Despite the pummeling that President Obama has taken over the federal loan guarantee program, he will be hitting back on the campaign trial. For all the clamor over the collapse over solar firm Solyndra, his political opponents are still stained from high oil prices and the BP oil spill.

The Obama administration is now emboldened: An independent review team headed by a former official in the Bush 11 White House said that U.S. Department of Energy’s loan guarantee program is effectively leveraging the loans to create jobs while much less money needs to be reserved to cover potential losses. Still, the analysis said that the loans must be closely watched after they are awarded.

The president is expected to keep pushing for monies for clean energy deals while Republican lawmakers want to reduce such funding. It’s an honest debate but one in which the president does not intend to back down, given the determination he displayed during his annual address to the nation in January.

“Some technologies don’t pan out; some companies fail,” President Obama said. “But I will not walk away from from the promise of clean energy.” He went on to take a shot at the oil industry, which is enjoying record revenues and which -- the president and his supporters claim -- are resting on the public dole.

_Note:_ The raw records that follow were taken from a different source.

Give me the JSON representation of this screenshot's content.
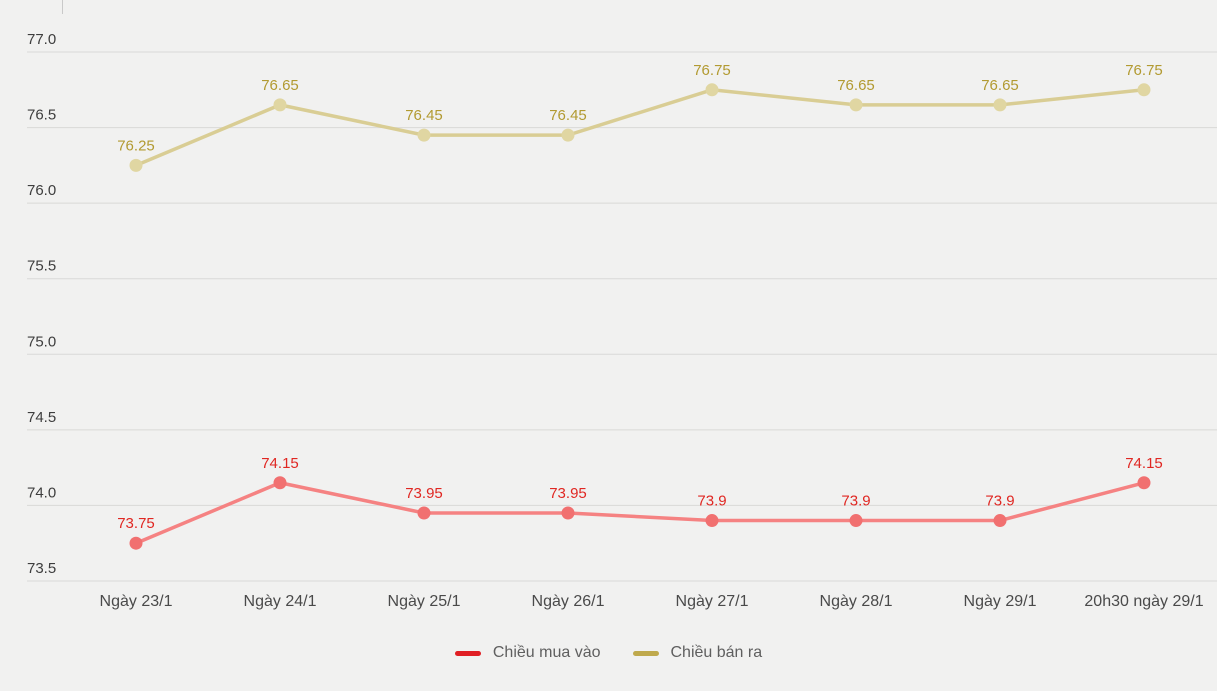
{
  "page": {
    "background_color": "#f1f1f0"
  },
  "chart_data": {
    "type": "line",
    "title": "",
    "xlabel": "",
    "ylabel": "",
    "categories": [
      "Ngày 23/1",
      "Ngày 24/1",
      "Ngày 25/1",
      "Ngày 26/1",
      "Ngày 27/1",
      "Ngày 28/1",
      "Ngày 29/1",
      "20h30 ngày 29/1"
    ],
    "series": [
      {
        "name": "Chiều mua vào",
        "values": [
          73.75,
          74.15,
          73.95,
          73.95,
          73.9,
          73.9,
          73.9,
          74.15
        ],
        "value_labels": [
          "73.75",
          "74.15",
          "73.95",
          "73.95",
          "73.9",
          "73.9",
          "73.9",
          "74.15"
        ],
        "line_color": "#f58282",
        "marker_color": "#f17070",
        "label_color": "#e02722",
        "legend_color": "#e01f24"
      },
      {
        "name": "Chiều bán ra",
        "values": [
          76.25,
          76.65,
          76.45,
          76.45,
          76.75,
          76.65,
          76.65,
          76.75
        ],
        "value_labels": [
          "76.25",
          "76.65",
          "76.45",
          "76.45",
          "76.75",
          "76.65",
          "76.65",
          "76.75"
        ],
        "line_color": "#d9cd94",
        "marker_color": "#e0d6a2",
        "label_color": "#b29a31",
        "legend_color": "#bfa94c"
      }
    ],
    "ytick_labels": [
      "77.0",
      "76.5",
      "76.0",
      "75.5",
      "75.0",
      "74.5",
      "74.0",
      "73.5"
    ],
    "yticks": [
      77.0,
      76.5,
      76.0,
      75.5,
      75.0,
      74.5,
      74.0,
      73.5
    ],
    "ylim": [
      73.5,
      77.0
    ],
    "grid": true,
    "grid_color": "#d9d9d7",
    "axis_tick_color": "#3d3d3d",
    "legend_position": "bottom"
  }
}
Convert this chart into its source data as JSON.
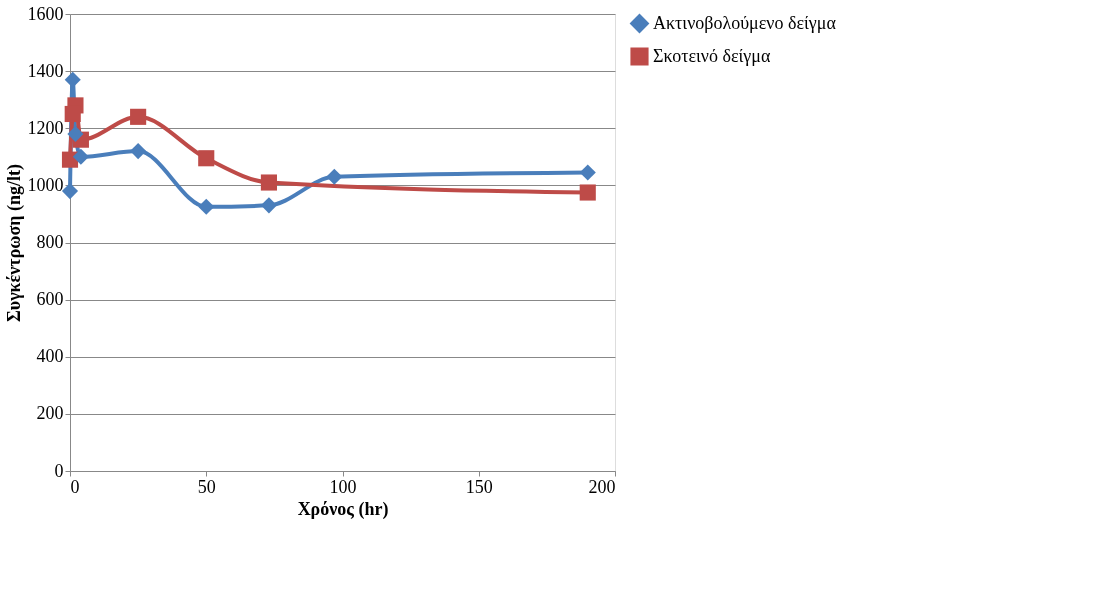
{
  "chart_data": {
    "type": "line",
    "xlabel": "Χρόνος (hr)",
    "ylabel": "Συγκέντρωση (ng/lt)",
    "xlim": [
      0,
      200
    ],
    "xticks": [
      0,
      50,
      100,
      150,
      200
    ],
    "ylim": [
      0,
      1600
    ],
    "yticks": [
      0,
      200,
      400,
      600,
      800,
      1000,
      1200,
      1400,
      1600
    ],
    "grid": "y",
    "legend": "right",
    "series": [
      {
        "name": "Ακτινοβολούμενο δείγμα",
        "color": "#4a7ebb",
        "marker": "diamond",
        "x": [
          0,
          1,
          2,
          4,
          25,
          50,
          73,
          97,
          190
        ],
        "values": [
          980,
          1370,
          1180,
          1100,
          1120,
          925,
          930,
          1030,
          1045
        ]
      },
      {
        "name": "Σκοτεινό δείγμα",
        "color": "#be4b48",
        "marker": "square",
        "x": [
          0,
          1,
          2,
          4,
          25,
          50,
          73,
          190
        ],
        "values": [
          1090,
          1250,
          1280,
          1160,
          1240,
          1095,
          1010,
          975
        ]
      }
    ]
  }
}
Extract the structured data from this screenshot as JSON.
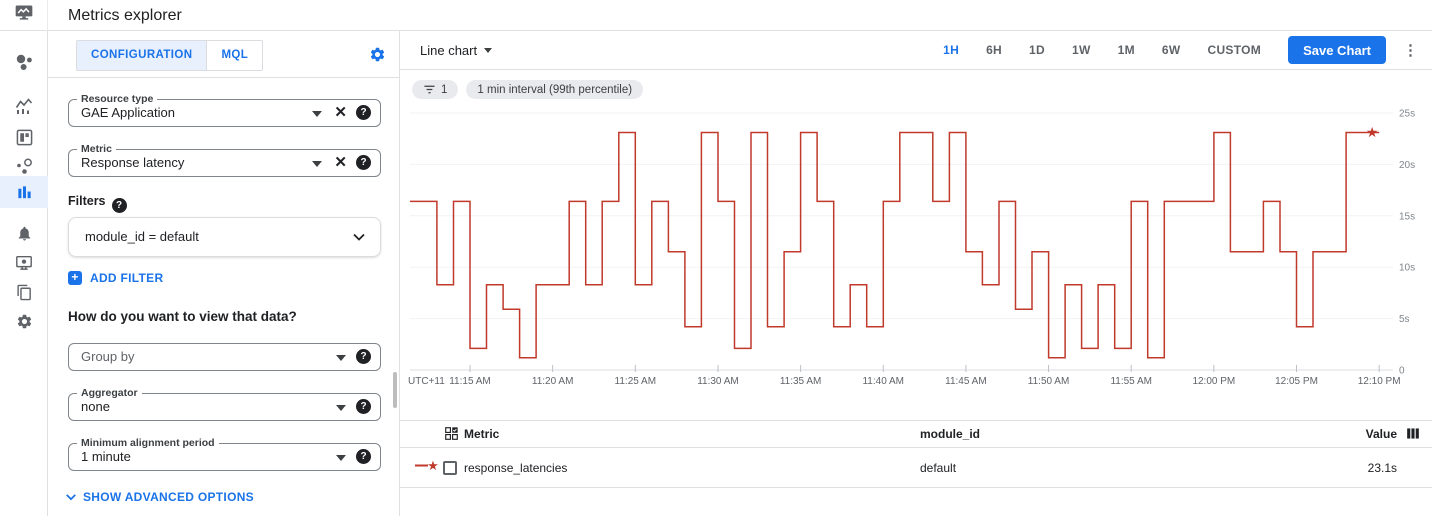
{
  "header": {
    "title": "Metrics explorer"
  },
  "rail": {
    "items": [
      {
        "name": "monitoring-overview"
      },
      {
        "name": "metrics"
      },
      {
        "name": "dashboards"
      },
      {
        "name": "services"
      },
      {
        "name": "metrics-explorer",
        "active": true
      },
      {
        "name": "alerting"
      },
      {
        "name": "uptime-checks"
      },
      {
        "name": "groups"
      },
      {
        "name": "settings"
      }
    ]
  },
  "config": {
    "tabs": [
      {
        "label": "CONFIGURATION",
        "active": true
      },
      {
        "label": "MQL",
        "active": false
      }
    ],
    "resource_type": {
      "label": "Resource type",
      "value": "GAE Application"
    },
    "metric": {
      "label": "Metric",
      "value": "Response latency"
    },
    "filters_label": "Filters",
    "filter_value": "module_id = default",
    "add_filter_label": "ADD FILTER",
    "view_question": "How do you want to view that data?",
    "group_by": {
      "placeholder": "Group by"
    },
    "aggregator": {
      "label": "Aggregator",
      "value": "none"
    },
    "min_alignment": {
      "label": "Minimum alignment period",
      "value": "1 minute"
    },
    "advanced_label": "SHOW ADVANCED OPTIONS"
  },
  "chartpane": {
    "chart_type_label": "Line chart",
    "time_ranges": [
      "1H",
      "6H",
      "1D",
      "1W",
      "1M",
      "6W",
      "CUSTOM"
    ],
    "active_range": "1H",
    "save_button": "Save Chart",
    "chips": [
      {
        "icon": "filter-list-icon",
        "label": "1"
      },
      {
        "label": "1 min interval (99th percentile)"
      }
    ]
  },
  "chart_data": {
    "type": "line",
    "step": true,
    "unit": "s",
    "ylim": [
      0,
      25
    ],
    "y_ticks": [
      "25s",
      "20s",
      "15s",
      "10s",
      "5s",
      "0"
    ],
    "start_label": "UTC+11",
    "x_ticks": [
      "11:15 AM",
      "11:20 AM",
      "11:25 AM",
      "11:30 AM",
      "11:35 AM",
      "11:40 AM",
      "11:45 AM",
      "11:50 AM",
      "11:55 AM",
      "12:00 PM",
      "12:05 PM",
      "12:10 PM"
    ],
    "x_start_minute_offset": 11,
    "minutes_per_point": 1,
    "legend_position": "table-below",
    "grid": "horizontal-only",
    "end_marker": "star",
    "series": [
      {
        "name": "response_latencies",
        "color": "#c0392b",
        "values": [
          16.4,
          16.4,
          8.3,
          16.4,
          2.1,
          8.3,
          5.9,
          1.2,
          8.3,
          8.3,
          16.4,
          8.3,
          16.4,
          23.1,
          8.3,
          16.4,
          11.5,
          4.2,
          23.1,
          16.4,
          2.1,
          23.1,
          4.2,
          11.5,
          23.1,
          16.4,
          4.2,
          8.3,
          4.2,
          16.4,
          23.1,
          23.1,
          16.4,
          23.1,
          11.5,
          8.3,
          16.4,
          5.9,
          11.5,
          1.2,
          8.3,
          2.1,
          8.3,
          2.1,
          16.4,
          1.2,
          16.4,
          16.4,
          16.4,
          23.1,
          11.5,
          11.5,
          16.4,
          11.5,
          4.2,
          11.5,
          11.5,
          23.1,
          23.1
        ]
      }
    ]
  },
  "table": {
    "columns": [
      "Metric",
      "module_id",
      "Value"
    ],
    "rows": [
      {
        "metric": "response_latencies",
        "module_id": "default",
        "value": "23.1s"
      }
    ]
  }
}
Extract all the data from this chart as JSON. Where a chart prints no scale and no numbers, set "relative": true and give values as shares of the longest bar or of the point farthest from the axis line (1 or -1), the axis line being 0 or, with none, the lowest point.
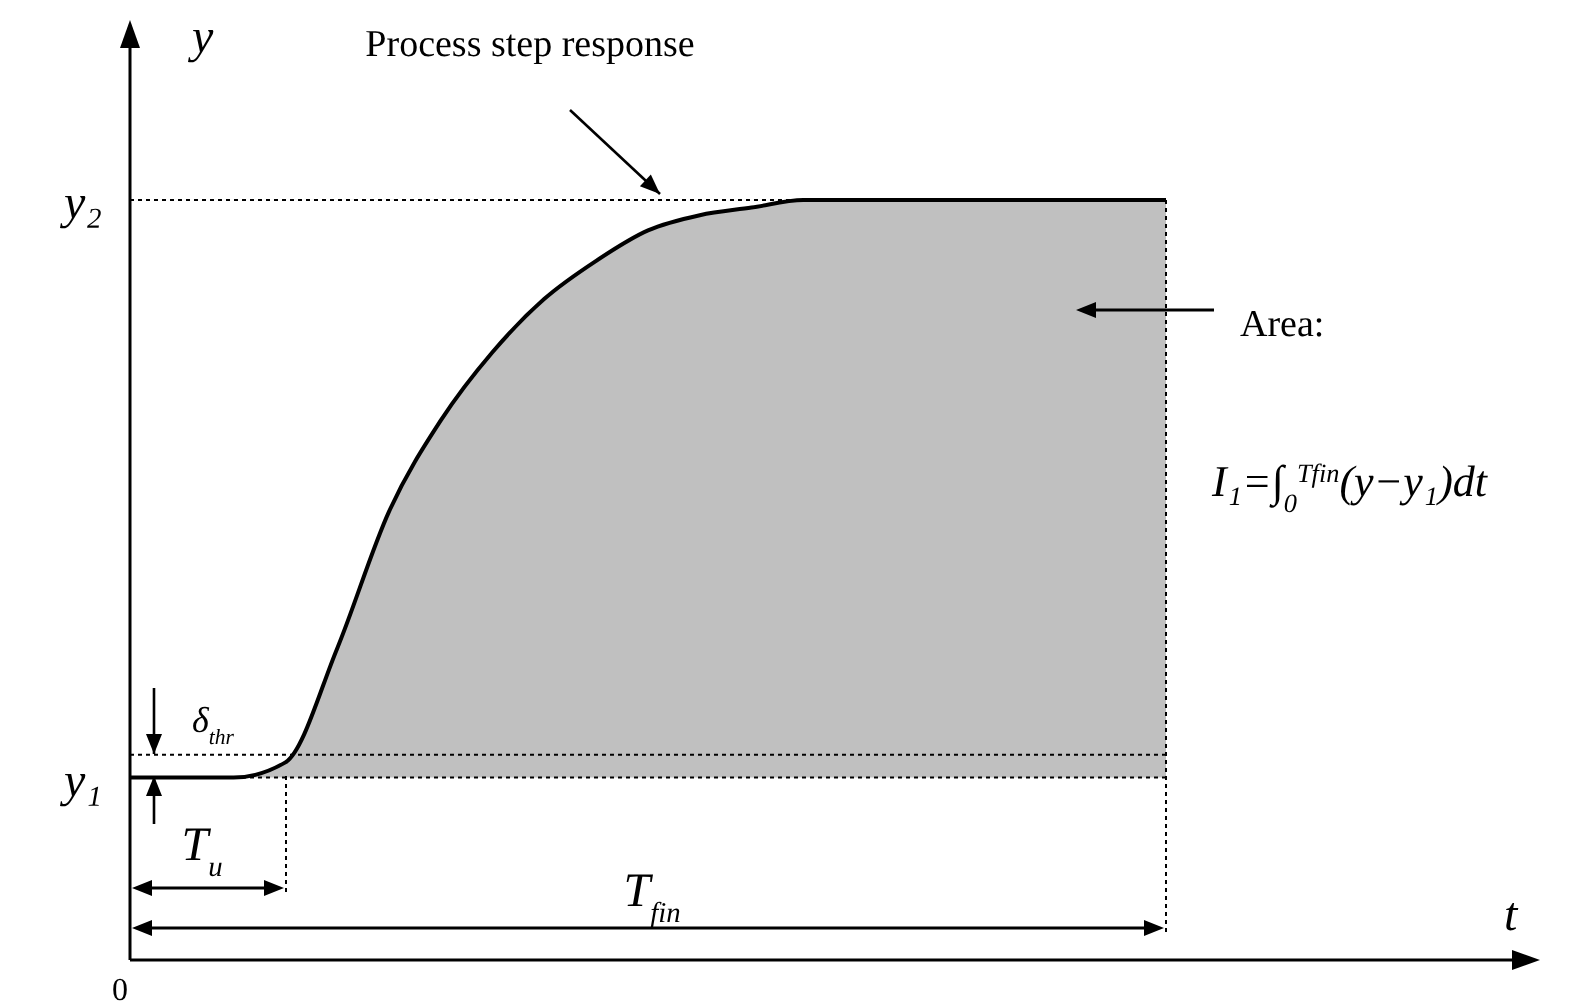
{
  "chart_data": {
    "type": "area",
    "relative": true,
    "ylabel": "y",
    "categories": [
      null,
      null,
      null,
      null,
      null,
      null,
      null,
      null,
      null,
      null,
      null,
      null,
      null,
      null,
      null,
      null,
      null,
      null,
      null,
      null,
      null
    ],
    "series": [
      {
        "color": "#c0c0c0",
        "values": [
          0.24,
          0.24,
          0.24,
          0.26,
          0.41,
          0.59,
          0.71,
          0.8,
          0.87,
          0.92,
          0.96,
          0.98,
          0.99,
          1,
          1,
          1,
          1,
          1,
          1,
          1,
          1
        ]
      }
    ],
    "ref_lines": [
      {
        "axis": "y",
        "value": 0.24,
        "label": "y₁",
        "line_style": "dotted",
        "color": "#000000"
      },
      {
        "axis": "y",
        "value": 0.27,
        "label": null,
        "line_style": "dotted",
        "color": "#000000"
      },
      {
        "axis": "y",
        "value": 1,
        "label": "y₂",
        "line_style": "dotted",
        "color": "#000000"
      }
    ],
    "annotations": [
      "Process step response",
      "Area:",
      "I₁=∫$_{0}$$^{Tfin}$(y−y₁)dt",
      "δ$_{thr}$",
      "T$_{u}$",
      "T$_{fin}$",
      "0",
      "t"
    ],
    "marker": "none"
  }
}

The report, authored by Herb Allison who oversaw the program to bail out the nation’s big banks, says that loan guarantees have successfully leveraged $35 billion into the U.S. economy. It also says that the fund must keep $3 billion in reserves to cover potential losses -- a third of what lawmakers had thought. At the same time, eligible businesses have only accessed a portion of their loans.

The review goes on to say the loans are generally secured. That’s because the operations getting the money are doing business with utilities that have stable cash flows. And even those businesses that are posing risks still have value even if they belly up. Consider Beacon Power that makes energy storage products: The failed company snagged a $43 million loan guarantee, although Rockland Capital bought the remains for $30.5 million and thereby diminished the losses.

Energy Secretary Steven Chu responded, saying that other endeavors may fail but that the vast majority will succeed and repay their loans on time and with interest.

Political Opposition

Allison’s findings, which didn’t specifically look at Solyndra and Beacon, correspond with two earlier studies: The Congressional Research Service and Bloomberg Finance. The former concludes that the ultimate success or failure of the projects will depend on management and its ability to mitigate risks. Meanwhile, Bloomberg’s analysis says that 87 percent of the loans are low-risk and that Solydra’s $535 million loss is a fraction of the total $35 billion program.

“The reality is the Department of Energy’s loan guarantee program will likely result in minimal costs and large gains for taxpayers—just like many other federal lending efforts,” add Mark Muro and Jon Rothwell, both with the Brookings Institute, in the New Republic.

Altogether, the Energy Department is at some stage of awarding $35 billion in loans to about 40 alternative energy projects, which according to the administration have saved or created 62,000 jobs. Some of those deals may get cut off in the new fiscal year. But if Republican lawmakers reason that loan guarantees are “wasteful spending,” then they must apply same logic to such investments as carbon capture and sequestration as well as nuclear development.

So is it in the interest of the political opposition to hammer away at the Solyndra debacle in light of what they will be asking government to do for the industries backing them? No doubt, Solyndra is fair game and any potential cronyism should be exposed. But it should work both ways.

Take Big Oil: The five leading companies have made huge profits and as a result, they have been asked by some lawmakers to forego some of their lucrative tax breaks. President Obama would use that money to reduce the annual deficit while allocating some of it to green energy enterprises that need some seed money.

Oil companies aren't about to budge and will argue that higher taxes in any form would serve to discourage domestic oil and gas drilling. Because demand is expected to continue increasing, prices would rise. The make-up of the Congress will mean that the oil companies get their way -- even though Americans are paying high gasoline prices and have witnessed the worst oil spill in history.

But that’s a case that President Obama will take to the American people and it’s one that will be juxtaposed next to a collapsing solar company.